Lack of NMDA receptor subtype selectivity for hippocampal long-term potentiation

Abstract

NMDA receptor (NMDAR) 2A (NR2A)- and NR2B-type NMDARs coexist in synapses of CA1 pyramidal cells. Recent studies using pharmacological blockade of NMDAR subtypes proposed that the NR2A type is responsible for inducing long-term potentiation (LTP), whereas the NR2B type induces long-term depression (LTD). This contrasts with the finding in genetically modified mice that NR2B-type NMDARs induce LTP when NR2A signaling is absent or impaired, although compensatory mechanisms might have contributed to this result. We therefore assessed the contribution of the two NMDAR subtypes to LTP in mouse hippocampal slices by different induction protocols and in the presence of NMDAR antagonists, including the NR2A-type blocker NVP-AAM077, for which an optimal concentration for subtype selectivity was determined on recombinant and native NMDARs. Partial blockade of NMDA EPSCs by 40%, either by preferentially antagonizing NR2A- or NR2B-type NMDARs or by the nonselective antagonist D-AP-5, did not impair LTP, demonstrating that hippocampal LTP induction can be generated by either NMDAR subtype.

Figure 1.

Effects of NVP-AAM077 on recombinant and synaptic NMDARs and on LTP elicited by tetanization. A, Example traces of glutamate-evoked currents in HEK293 cells expressing NR1/NR2A or NR1/NR2B receptors in the absence (black) and presence (gray) of NVP. Summary of results using different NVP concentrations (gray; ^*p < 0.0005) or 10 μm CP-101,606 (striped) is shown. B, NMDA EPSC traces recorded in slices from P28 NR2A knock-out mice in 10 μm bicuculline, 5 μm NBQX, and 10 μm glycine at -40 and +40 mV in the absence (black) and presence (gray) of 50 nm NVP. Summary of results using different NVP concentrations (gray; ^*p = 0.007 and ^**p = 0.0004) is shown.

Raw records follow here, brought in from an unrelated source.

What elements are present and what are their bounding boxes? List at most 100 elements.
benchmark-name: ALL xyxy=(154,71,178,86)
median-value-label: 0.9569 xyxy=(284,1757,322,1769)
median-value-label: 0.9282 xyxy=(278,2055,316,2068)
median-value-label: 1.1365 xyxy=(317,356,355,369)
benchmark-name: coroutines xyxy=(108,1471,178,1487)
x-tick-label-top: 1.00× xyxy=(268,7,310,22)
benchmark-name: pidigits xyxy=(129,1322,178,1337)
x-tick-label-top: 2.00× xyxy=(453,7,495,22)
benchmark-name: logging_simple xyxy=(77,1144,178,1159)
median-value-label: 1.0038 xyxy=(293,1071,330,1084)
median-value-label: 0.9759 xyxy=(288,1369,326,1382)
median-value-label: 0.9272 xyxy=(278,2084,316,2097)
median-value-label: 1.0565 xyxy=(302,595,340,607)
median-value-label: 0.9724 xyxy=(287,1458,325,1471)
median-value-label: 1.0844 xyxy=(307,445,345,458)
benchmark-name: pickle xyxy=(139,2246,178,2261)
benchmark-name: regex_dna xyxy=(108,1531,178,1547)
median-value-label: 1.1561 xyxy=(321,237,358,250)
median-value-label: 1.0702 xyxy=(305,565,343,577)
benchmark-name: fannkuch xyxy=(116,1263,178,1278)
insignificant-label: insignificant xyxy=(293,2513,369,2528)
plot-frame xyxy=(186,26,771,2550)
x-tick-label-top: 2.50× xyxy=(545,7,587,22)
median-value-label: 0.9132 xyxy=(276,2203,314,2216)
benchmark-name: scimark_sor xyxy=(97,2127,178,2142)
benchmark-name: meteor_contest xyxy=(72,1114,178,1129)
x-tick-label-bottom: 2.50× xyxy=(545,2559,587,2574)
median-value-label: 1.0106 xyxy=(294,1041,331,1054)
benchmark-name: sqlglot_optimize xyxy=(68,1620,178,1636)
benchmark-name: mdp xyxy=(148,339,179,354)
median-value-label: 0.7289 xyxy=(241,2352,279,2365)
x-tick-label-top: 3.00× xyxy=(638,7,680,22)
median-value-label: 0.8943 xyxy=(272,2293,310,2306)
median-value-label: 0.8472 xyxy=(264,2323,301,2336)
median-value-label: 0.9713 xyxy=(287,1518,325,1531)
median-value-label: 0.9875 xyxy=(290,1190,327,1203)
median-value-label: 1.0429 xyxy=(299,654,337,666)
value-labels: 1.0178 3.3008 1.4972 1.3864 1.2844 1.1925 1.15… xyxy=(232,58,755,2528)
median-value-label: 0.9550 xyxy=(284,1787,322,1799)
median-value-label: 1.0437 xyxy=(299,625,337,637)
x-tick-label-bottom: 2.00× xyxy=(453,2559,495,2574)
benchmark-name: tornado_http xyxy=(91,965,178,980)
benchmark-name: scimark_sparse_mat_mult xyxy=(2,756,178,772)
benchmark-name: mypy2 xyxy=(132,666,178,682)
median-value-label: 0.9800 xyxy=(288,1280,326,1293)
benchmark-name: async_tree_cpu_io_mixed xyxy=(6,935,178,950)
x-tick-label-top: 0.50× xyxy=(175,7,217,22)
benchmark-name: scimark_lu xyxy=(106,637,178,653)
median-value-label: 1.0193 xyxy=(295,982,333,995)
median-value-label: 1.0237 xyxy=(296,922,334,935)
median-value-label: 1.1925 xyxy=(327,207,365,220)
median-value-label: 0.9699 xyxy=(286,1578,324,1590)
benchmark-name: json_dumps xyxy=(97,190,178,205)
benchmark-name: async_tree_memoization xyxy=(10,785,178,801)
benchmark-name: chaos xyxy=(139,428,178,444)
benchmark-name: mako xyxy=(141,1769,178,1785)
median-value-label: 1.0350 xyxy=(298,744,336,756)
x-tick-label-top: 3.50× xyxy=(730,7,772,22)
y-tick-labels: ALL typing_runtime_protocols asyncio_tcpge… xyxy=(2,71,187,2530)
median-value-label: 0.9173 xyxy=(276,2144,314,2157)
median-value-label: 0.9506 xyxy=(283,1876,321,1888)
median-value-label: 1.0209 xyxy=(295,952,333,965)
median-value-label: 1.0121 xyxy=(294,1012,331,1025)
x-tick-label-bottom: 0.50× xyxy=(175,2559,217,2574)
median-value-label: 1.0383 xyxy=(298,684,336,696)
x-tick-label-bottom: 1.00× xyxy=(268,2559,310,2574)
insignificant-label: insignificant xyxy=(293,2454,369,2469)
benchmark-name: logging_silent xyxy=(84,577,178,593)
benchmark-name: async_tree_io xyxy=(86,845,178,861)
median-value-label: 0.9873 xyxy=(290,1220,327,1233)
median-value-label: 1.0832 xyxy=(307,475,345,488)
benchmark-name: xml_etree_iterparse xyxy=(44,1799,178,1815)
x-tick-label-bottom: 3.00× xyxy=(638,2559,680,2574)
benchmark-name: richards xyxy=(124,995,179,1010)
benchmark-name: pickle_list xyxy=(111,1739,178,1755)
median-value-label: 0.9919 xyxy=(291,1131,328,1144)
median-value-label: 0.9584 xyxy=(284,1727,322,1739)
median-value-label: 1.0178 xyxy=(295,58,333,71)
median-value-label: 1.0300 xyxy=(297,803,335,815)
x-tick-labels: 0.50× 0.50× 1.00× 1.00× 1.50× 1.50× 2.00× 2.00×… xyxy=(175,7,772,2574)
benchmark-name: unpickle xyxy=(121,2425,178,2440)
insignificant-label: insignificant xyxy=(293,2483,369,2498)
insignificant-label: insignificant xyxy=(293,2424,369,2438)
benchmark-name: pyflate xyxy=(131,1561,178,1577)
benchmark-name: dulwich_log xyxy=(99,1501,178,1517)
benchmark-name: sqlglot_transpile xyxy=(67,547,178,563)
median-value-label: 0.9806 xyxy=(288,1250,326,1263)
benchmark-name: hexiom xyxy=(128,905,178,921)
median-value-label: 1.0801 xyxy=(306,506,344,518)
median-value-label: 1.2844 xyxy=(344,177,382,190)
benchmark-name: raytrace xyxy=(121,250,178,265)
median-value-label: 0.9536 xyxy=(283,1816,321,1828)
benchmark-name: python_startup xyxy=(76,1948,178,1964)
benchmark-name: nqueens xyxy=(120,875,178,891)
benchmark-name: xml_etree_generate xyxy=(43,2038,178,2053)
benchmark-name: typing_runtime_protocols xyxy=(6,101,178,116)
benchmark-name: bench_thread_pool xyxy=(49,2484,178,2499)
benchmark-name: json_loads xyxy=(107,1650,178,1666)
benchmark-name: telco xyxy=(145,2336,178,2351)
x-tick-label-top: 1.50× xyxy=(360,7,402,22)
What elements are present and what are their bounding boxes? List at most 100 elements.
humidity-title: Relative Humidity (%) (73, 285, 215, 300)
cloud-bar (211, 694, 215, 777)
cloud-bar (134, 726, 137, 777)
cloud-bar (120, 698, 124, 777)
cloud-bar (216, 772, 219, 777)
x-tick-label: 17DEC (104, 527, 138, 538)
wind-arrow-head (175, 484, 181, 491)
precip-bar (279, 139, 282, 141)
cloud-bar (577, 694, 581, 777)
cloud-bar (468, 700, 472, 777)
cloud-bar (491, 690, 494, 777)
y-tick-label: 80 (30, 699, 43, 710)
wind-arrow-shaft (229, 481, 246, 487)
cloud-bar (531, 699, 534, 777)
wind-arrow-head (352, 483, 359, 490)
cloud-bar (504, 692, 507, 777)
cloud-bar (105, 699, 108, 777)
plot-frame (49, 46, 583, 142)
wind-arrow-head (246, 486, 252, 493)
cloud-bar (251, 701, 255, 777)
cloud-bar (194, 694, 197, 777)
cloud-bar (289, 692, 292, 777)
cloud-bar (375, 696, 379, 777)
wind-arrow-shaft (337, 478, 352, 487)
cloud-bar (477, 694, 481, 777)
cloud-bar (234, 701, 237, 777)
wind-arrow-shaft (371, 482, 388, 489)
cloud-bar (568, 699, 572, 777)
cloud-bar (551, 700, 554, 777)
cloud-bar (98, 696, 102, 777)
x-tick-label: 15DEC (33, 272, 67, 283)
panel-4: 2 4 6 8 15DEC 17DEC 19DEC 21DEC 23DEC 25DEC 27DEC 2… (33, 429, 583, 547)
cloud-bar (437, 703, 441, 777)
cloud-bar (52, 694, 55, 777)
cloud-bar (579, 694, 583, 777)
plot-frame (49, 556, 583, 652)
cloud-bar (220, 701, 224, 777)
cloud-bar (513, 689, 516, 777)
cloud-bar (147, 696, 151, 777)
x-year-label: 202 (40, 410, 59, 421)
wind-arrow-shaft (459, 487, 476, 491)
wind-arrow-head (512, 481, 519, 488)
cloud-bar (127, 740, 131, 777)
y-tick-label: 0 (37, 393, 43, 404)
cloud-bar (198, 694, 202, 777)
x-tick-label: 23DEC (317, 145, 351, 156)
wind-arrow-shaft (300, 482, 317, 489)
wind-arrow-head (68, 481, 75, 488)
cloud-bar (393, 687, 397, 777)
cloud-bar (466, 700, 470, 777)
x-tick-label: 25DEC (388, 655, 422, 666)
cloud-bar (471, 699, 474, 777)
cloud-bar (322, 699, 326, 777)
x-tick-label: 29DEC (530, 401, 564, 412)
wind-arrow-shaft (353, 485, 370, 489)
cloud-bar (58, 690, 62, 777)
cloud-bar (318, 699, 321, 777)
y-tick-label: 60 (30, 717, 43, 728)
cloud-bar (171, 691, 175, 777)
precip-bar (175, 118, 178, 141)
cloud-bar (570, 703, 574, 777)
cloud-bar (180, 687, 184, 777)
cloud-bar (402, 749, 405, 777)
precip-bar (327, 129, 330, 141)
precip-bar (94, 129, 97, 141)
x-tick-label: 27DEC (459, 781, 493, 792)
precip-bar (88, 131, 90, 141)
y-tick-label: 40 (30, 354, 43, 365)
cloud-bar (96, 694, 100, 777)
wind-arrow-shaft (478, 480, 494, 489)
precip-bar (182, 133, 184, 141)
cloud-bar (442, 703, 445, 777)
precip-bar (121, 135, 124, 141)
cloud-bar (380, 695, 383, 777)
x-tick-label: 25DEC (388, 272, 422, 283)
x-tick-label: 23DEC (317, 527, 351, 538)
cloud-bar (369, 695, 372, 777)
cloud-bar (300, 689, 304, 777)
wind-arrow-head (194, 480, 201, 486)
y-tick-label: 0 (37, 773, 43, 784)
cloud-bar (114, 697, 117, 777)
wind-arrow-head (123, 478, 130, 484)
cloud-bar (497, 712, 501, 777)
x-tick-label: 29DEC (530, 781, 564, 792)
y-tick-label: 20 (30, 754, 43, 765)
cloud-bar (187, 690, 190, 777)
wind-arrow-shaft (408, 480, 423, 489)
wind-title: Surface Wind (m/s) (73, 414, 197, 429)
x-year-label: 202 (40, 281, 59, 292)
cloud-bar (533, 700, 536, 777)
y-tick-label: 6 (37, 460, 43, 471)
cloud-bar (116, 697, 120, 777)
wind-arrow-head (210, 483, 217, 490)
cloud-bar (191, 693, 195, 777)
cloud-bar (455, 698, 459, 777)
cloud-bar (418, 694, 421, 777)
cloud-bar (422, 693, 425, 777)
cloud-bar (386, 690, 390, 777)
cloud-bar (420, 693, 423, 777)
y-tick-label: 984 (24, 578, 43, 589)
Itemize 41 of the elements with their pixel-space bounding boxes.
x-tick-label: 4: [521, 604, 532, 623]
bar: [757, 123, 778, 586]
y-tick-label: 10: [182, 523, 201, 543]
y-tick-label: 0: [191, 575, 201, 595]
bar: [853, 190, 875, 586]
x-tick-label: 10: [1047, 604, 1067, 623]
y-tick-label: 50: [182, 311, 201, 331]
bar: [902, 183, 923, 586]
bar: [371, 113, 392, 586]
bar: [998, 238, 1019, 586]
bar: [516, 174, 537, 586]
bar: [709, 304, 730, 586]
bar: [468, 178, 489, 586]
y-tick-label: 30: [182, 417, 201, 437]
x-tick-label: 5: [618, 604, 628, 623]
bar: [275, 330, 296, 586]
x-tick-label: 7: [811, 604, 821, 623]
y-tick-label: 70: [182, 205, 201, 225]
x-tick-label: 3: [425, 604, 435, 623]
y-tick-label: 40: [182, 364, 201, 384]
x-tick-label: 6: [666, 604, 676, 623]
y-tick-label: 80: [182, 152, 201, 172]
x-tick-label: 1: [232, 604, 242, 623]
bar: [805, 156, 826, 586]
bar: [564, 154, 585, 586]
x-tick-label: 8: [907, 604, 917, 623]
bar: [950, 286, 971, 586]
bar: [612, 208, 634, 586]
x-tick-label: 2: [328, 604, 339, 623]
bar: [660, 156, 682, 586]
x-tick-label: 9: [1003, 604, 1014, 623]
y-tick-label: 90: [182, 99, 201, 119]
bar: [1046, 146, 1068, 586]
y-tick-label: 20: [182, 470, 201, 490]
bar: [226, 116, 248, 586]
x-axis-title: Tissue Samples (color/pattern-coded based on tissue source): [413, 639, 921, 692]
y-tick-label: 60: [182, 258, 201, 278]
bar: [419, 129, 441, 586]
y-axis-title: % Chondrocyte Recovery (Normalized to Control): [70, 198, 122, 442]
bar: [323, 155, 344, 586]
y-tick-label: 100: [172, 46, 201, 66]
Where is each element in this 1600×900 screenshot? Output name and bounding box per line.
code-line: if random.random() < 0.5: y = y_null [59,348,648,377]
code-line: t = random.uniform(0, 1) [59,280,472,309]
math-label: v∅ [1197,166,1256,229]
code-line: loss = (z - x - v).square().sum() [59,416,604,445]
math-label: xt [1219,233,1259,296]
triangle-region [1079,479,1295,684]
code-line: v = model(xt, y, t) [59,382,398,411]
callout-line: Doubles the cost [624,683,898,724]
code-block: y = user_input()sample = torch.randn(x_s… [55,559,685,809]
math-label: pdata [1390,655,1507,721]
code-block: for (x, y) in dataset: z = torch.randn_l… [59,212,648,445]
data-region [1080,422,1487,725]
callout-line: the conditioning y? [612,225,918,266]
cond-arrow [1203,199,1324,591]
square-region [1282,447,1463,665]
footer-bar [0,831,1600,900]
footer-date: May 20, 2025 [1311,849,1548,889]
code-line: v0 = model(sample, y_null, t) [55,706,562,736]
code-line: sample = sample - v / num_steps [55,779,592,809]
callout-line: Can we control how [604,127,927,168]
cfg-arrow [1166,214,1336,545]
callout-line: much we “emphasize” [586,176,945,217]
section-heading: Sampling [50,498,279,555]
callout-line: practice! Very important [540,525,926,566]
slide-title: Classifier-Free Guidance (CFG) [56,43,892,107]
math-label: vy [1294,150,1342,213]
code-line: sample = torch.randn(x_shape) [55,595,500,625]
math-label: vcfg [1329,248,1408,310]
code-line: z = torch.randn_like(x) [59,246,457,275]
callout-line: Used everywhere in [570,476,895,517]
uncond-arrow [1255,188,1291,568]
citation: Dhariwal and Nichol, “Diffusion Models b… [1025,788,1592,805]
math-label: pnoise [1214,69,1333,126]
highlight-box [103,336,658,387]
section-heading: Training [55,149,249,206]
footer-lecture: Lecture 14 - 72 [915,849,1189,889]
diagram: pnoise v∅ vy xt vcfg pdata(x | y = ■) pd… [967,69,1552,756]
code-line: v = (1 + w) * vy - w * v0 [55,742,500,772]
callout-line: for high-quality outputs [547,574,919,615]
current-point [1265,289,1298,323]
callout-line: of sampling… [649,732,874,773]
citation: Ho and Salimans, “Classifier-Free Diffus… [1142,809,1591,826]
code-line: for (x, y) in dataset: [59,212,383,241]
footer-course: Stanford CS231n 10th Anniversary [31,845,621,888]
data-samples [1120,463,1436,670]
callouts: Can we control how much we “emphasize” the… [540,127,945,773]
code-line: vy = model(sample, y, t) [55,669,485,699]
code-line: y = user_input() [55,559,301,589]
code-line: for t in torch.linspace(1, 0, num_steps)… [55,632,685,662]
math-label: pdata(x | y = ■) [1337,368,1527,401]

C, Single tetanization (100 Hz; 1 s) induced LTP in hippocampal slices from P28 wild-type mice (open circles) in the presence of 50 and 400 nm NVP (^*p < 0.001 and ^*p = 0.003, filled circles and diamonds, respectively). Repeated tetanizations (4 times with 5 min intervals) in the presence of 50 nm NVP (filled squares) increased LTP to levels obtained without the blocker (open squares). A representative control pathway is shown (open triangles). The arrow indicates the time of both the first and the fourth tetanization. Data are mean ± SEM.

Figure 2.

Comparison of the effects of different NMDAR antagonists on synaptic NMDA EPSCs and on LTP elicited by LFS pairing. A, EPSCs were evoked at -70 mV in 10 μm BMI and 10 μm glycine in slices from P28 wild-type mice. LFS pairing (bar) increased EPSCs of the test (open circles) but not of the control pathway (open triangles). Representative EPSCs for test are labeled with 1 and 2 and, for control pathway, with a and b. B, NMDA EPSC traces recorded in slices from P28 wild-type mice at -40 and +40 mV in the absence (black) and presence (gray) of 50 nm NVP. Summary of results at +40 mV using NVP (gray; ^*p < 0.0001), CP (hatched), or d-AP-5 (cross-hatched) is shown. C, Changes in EPSC amplitude after LFS pairing in the absence (white) and presence (B) of different NMDAR antagonists (^*p = 0.002). Data are mean ± SEM.